My personal background in swimming is quite unique. I trained and competed with the same club for years until I was 12 and got glandular fever just like loads of teenagers my age, but this lead to a spiral of ill health and a diagnosis of Systemic Lupus. My joints were the culprit of my initial drop out from swimming. I tried, on several occasions, to get back to swimming but when you have become unfit and are trying to use swollen painful joints it is very disheartening. This is going back 15 years where coaching was one size fits all, if you can’t keep up, tough! Coaching then was very different than it is now. “What is the point? I can’t do it, I hate it, what is the point in trying?!””
As my initial blog explains, my journey through swimming and coaching has been exciting. It has been long, at times horrific and yet so beneficial. I learn best when I am given the time to really focus on what I am doing, whether that takes 2 weeks, 2 years or 20 years. After heart surgery and an epilepsy diagnoses I am back training and competing. I swim 5 times a week and do gym sessions 2 or 3 times a week. I have been a coach and am now being coached. Many people think I am insane after what my body has been through and numerous times a particular conversation crops up,
“I can’t, sorry. I’ve got training”
And again the same question;
“What is the point, don’t you get bored? I mean it’s not like you are going to the Olympics or anything!”
…….awkward silence.
How many of us have had this conversation? Not just in swimming but in any sport or any activity we participate in regularly. Recently I was asked “So if you aren’t going to be, like, in the Olympics or anything, what’s the point?”
Is that really the be all and end all!?
The point is a shear love of the sport, it is engrained in me. I spend more time at the pool or in the gym with the same group of friends or, as we refer to ourselves, our swimming family than I do with my own family.
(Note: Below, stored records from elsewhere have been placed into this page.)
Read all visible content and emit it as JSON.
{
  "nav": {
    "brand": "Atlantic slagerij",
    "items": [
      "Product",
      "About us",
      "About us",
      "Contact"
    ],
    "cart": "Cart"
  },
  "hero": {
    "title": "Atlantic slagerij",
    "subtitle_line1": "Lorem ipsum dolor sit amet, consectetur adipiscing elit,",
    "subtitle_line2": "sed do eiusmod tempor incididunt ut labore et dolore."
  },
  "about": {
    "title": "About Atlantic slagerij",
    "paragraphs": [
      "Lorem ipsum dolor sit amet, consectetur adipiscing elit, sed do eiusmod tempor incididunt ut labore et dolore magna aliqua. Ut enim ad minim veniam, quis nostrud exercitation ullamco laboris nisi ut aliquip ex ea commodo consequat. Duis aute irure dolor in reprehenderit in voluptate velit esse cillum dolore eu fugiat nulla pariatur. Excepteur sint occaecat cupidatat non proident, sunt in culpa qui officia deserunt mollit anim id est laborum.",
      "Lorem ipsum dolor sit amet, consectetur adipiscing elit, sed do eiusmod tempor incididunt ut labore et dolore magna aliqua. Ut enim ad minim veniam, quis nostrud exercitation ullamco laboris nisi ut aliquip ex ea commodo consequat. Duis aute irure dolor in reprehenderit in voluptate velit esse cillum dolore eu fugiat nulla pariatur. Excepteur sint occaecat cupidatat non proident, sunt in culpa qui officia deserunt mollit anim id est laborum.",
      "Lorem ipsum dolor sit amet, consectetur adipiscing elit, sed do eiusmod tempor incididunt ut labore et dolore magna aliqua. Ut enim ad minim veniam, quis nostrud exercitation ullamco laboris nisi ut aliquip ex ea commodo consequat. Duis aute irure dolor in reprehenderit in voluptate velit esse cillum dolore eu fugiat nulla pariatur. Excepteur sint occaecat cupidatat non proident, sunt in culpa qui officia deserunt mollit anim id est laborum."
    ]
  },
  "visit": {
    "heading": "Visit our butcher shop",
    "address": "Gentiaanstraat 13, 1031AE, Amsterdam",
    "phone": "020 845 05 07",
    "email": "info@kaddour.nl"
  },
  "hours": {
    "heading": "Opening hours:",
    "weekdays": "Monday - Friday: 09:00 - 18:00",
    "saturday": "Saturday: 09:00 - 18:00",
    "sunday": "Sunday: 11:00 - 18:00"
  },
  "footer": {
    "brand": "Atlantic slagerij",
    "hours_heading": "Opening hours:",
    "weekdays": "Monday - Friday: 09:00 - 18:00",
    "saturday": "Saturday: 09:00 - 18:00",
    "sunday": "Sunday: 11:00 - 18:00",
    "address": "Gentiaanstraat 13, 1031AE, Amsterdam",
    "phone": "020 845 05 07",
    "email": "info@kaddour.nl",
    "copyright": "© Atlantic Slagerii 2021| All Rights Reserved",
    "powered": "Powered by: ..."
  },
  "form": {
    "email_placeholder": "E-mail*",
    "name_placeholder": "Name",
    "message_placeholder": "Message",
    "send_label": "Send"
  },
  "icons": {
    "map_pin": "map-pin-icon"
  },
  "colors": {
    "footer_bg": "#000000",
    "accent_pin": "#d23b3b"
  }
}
It is important, at ANY level to take stock. Think about what you have done, what you are going achieve and what you are going to do to get there.
The point is;
Do you love swimming?
Do you want to swim?
What would you be doing if you didn’t swim?
What is it about swimming that makes you get in that pool when everyone else is doing something else?
The same goes for coaching.
What’s the point when those kids aren’t even going to “make it”?
Why would you give up “family time” or long mornings, evenings and weekends to watch kids go up and down in lines?
Hindsight can be a wonderful thing. I look back and remember many, many times thinking “what’s the point?” as both a swimmer and a coach. It is only now I can look back and then look forwards up that swimming lane and the same black line I follow for every training session and think; that was the point.
As a coach I watched those children leave the pool stood up tall with a head held high, that is why! That is the point!
As a swimmer I leave that pool stood up tall with my head held high and think at what I have done. I am my own worst critic thinking “that wasn’t good enough” “if I had just done that” but again that is the point in getting back in the pool the next night and many more after that.
The point being that I am a swimmer and swimming is me.